Replacing 10 salaries with 1 salary isn't subjective at all.

Of course it is subjective. This is literally what you said:

> That is my definition.

You obviously care about optimizing for salary expenses. Most companies have room to hire more people who can do a few things well, so their definition of 10x would be different because they’ll have different expectations of their employees.

And really, if your definition of a 10xer is some poor fool who’s willing to take the job of 10 people for a single person’s salary, good luck finding someone who wants to spend their lives living that way.

> And really, if your definition of a 10xer is some poor fool who’s willing to take the job of 10 people for a single person’s salary, good luck finding someone who wants to spend their lives living that way.
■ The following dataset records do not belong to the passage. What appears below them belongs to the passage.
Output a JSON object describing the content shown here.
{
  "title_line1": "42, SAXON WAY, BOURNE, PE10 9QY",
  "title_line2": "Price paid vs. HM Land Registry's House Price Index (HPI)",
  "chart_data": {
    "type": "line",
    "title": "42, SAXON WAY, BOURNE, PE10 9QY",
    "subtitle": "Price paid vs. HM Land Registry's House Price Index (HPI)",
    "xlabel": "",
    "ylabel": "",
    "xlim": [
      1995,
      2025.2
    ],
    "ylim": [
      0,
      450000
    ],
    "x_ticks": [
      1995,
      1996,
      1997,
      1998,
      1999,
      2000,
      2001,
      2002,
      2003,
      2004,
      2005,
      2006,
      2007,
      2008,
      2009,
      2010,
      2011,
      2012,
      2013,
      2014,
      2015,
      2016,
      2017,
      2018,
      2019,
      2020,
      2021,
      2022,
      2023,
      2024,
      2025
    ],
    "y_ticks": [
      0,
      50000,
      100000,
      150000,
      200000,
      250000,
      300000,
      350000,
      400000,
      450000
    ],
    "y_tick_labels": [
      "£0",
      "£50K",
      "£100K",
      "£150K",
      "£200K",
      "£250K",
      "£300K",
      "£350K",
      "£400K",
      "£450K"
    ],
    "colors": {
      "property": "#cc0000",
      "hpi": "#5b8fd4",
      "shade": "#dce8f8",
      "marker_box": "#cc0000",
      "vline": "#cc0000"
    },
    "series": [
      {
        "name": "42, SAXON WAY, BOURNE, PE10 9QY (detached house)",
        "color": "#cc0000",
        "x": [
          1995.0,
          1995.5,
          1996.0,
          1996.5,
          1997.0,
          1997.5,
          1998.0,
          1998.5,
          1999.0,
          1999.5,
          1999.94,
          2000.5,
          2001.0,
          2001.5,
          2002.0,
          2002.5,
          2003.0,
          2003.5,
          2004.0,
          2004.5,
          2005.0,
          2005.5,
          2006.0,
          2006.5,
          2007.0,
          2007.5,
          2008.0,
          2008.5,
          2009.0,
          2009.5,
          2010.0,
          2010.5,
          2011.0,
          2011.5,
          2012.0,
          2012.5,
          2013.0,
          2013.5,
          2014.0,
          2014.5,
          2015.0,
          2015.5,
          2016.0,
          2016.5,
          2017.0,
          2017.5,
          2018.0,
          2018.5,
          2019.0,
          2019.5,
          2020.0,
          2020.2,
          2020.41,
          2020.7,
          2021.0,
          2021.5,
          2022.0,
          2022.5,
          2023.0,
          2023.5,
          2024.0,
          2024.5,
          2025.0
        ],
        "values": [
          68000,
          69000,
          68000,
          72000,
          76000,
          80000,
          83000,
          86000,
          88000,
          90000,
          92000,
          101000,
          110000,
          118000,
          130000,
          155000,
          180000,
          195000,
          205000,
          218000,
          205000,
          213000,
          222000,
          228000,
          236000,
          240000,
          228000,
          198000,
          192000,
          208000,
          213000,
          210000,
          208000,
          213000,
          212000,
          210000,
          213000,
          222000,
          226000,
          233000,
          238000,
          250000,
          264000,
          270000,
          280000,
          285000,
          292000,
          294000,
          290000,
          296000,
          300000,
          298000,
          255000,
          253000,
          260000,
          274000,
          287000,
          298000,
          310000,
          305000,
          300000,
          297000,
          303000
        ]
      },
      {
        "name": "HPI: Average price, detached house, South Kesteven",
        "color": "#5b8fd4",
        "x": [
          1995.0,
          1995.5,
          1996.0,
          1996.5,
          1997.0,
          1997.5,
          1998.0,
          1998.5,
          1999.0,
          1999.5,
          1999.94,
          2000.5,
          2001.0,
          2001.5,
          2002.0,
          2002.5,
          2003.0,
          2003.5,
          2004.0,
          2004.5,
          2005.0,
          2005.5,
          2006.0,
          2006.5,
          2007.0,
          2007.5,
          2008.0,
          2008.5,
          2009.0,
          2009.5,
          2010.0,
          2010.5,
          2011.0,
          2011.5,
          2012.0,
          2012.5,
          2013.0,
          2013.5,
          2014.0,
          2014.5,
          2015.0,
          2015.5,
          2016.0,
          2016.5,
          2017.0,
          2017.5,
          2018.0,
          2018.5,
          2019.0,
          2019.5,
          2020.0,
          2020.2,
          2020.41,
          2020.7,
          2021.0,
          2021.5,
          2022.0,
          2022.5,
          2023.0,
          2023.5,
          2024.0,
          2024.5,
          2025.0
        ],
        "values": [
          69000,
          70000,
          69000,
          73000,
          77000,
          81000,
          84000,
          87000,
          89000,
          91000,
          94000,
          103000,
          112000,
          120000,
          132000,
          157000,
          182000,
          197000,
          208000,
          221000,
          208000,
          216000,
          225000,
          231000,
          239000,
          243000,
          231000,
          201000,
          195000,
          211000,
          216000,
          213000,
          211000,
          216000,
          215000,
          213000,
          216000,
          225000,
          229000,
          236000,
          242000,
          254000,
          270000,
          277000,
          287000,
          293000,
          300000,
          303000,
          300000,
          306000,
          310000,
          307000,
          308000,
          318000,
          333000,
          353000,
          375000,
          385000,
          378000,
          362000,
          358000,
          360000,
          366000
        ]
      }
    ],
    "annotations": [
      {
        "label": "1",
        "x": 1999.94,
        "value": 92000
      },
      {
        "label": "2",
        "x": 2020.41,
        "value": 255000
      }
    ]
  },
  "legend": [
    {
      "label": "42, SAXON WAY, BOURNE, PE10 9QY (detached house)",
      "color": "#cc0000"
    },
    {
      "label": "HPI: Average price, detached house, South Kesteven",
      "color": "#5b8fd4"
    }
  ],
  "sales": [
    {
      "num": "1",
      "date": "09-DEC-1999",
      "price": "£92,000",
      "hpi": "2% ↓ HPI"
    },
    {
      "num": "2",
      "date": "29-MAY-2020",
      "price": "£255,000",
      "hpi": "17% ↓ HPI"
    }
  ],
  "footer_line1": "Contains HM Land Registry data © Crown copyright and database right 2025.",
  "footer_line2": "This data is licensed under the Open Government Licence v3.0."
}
Right, they are paid more. The going rate for good people is around 1.5x up to 10x for exceptional cases.

Edit: And I am not talking about minimizing cost of salaries, I am talking about how much a good software engineer should demand. If he can replace 10 salaries with one then he has a lot of leverage he should use to get a higher salary, if the company isn't paying him then he should leave for a company that appreciates his skills. Plenty of companies pays premium money for premium talent.

I mean, if all you’re saying is that “better programmers deserve better pay”, then you’re not exactly saying anything groundbreaking and the concept of “10xer” is not going to be necessary to make that point. It should also be noted that the salary that you get isn’t just a product of your talent but also of how well you sell yourself. Amongst many other factors, of course.
Salary isn't just a factor of skill, but willingness to pay high salaries is the same as belief that skill matters a lot. A manager who doesn't believe in high developer skill variation will not pay significantly above market rate, while a manager with strong beliefs in skill variation will pay huge amounts for the right people. Therefore I see any arguments against 10x developers as an attempt to supress wages, likely managers who wants to hire good developers without paying them more than average developers, or developers who are jealous of others salaries. Luckily a lot of companies acknowledges that talent matters a lot and pays a lot for it, and today the highest valued companies in the world belongs to that group.
So y’all don’t disagree with the main point.

There are some specific individual engineers who will get a specific individual task, faster than some other specific engineers.

If those same specific engineers get done many general tasks faster than another group of specific engineers on general tasks than they are just better in general. If some other specific task gets done by the other specific engineers better then it is just different domains.

Either way the individuals matter.

So a fast programmer is necessarily better than one who takes a little more time but pushes out stabler code?
Touché, same quality just one done twice as fast let’s say. Just a hypothetical.